Unbounded $\omega_1$-sequence in $^*\mathbb{N}$ Let $\mathcal{F}$ be a non-principal ultrafilter on $\omega$. Let $^*\mathbb{N}$ = $\mathbb{N}^\omega/\mathcal{F}$ be an ultrapower. Let $\{n_\alpha\}_{\alpha\in\omega_1}$ be a strictly increasing sequence in $^*\mathbb{N}$.
Assuming ZFC, would this sequence be unbounded in $^*\mathbb{N}$, i.e. $\forall n \in {^*\mathbb{N}}\  \exists \alpha \in \omega_1\ n_\alpha > n $? Does it depend on CH?
 A: If HC (continuum hypothesis in French) holds, then some of those sequences are cofinal whereas some are not.
Indeed, HC implies that the corresponding ultrapower$\ ^*\mathbb{R}$ of $\mathbb{R}$ is a saturated ordered field with cardinal $\omega_1$. This is the same for the field $\mathbf{No}(\omega_1)$ of surreal numbers with countable birthday.

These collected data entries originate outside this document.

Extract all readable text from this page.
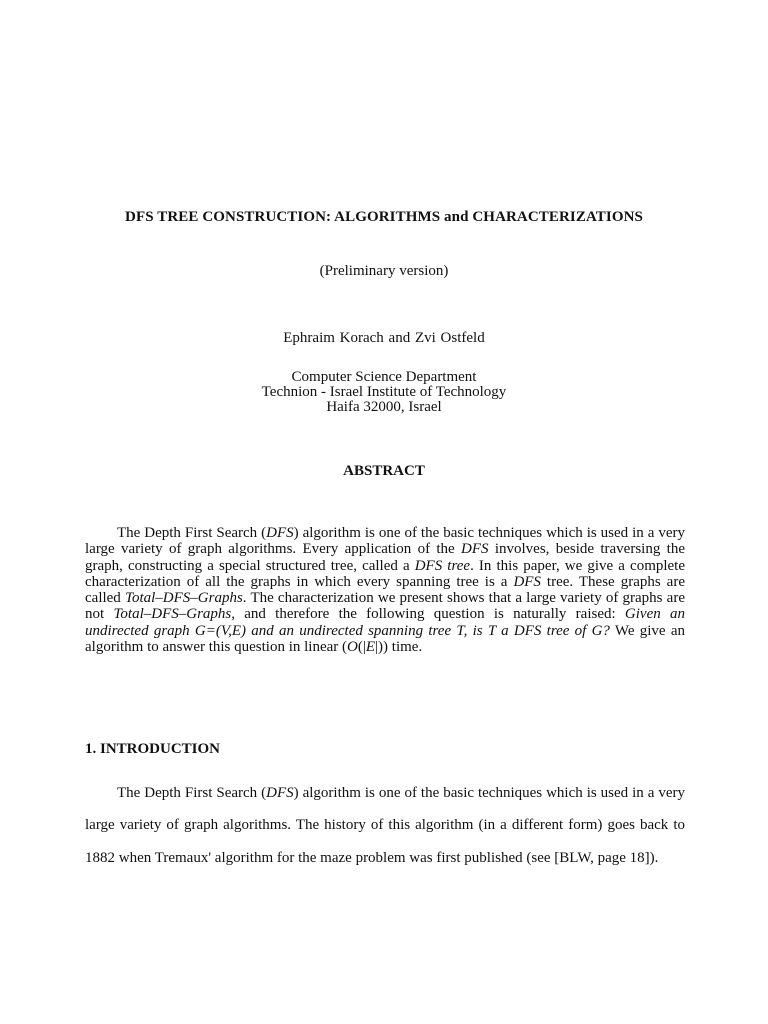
DFS TREE CONSTRUCTION: ALGORITHMS and CHARACTERIZATIONS
(Preliminary version)
Ephraim Korach and Zvi Ostfeld
Computer Science Department
Technion - Israel Institute of Technology
Haifa 32000, Israel
ABSTRACT
The Depth First Search (DFS) algorithm is one of the basic techniques which is used in a very large variety of graph algorithms. Every application of the DFS involves, beside traversing the graph, constructing a special structured tree, called a DFS tree. In this paper, we give a complete characterization of all the graphs in which every spanning tree is a DFS tree. These graphs are called Total–DFS–Graphs. The characterization we present shows that a large variety of graphs are not Total–DFS–Graphs, and therefore the following question is naturally raised: Given an undirected graph G=(V,E) and an undirected spanning tree T, is T a DFS tree of G? We give an algorithm to answer this question in linear (O(|E|)) time.
1. INTRODUCTION
The Depth First Search (DFS) algorithm is one of the basic techniques which is used in a very large variety of graph algorithms. The history of this algorithm (in a different form) goes back to 1882 when Tremaux' algorithm for the maze problem was first published (see [BLW, page 18]).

So they are isomorphic.
In $\mathbf{No}(\omega_1)$, there is a strictly increasing and cofinal embedding $x \mapsto \omega^x: \mathbf{No}(\omega_1) \rightarrow \mathbf{No}(\omega_1)^{>0}$ which satisfies in particular $\forall x,y(0\leq x<y\Longrightarrow \omega^x+1<\omega^y)$. So taking integer parts in $^*\mathbb{N}$, we obtain a cofinal order embedding $ x \mapsto \left\lfloor \omega^x \right\rfloor: \mathbf{No}(\omega_1)^{\geq 0} \longrightarrow\ ^*\mathbb{N}$.
Since there are copies of $\omega_1$ in $\mathbf{No}(\omega_1)^{\geq 0}$ which are cofinal, and others which are bounded, this yields cofinal and bounded $\omega_1$-sequences in$\ ^*\mathbb{N}$.
In ZFC, I think (but I am not sure) that it is consistent that the cofinality of$\ ^*\mathbb{N}$ be $\omega_2$, meaning that each $\omega_1$-sequence would be bounded.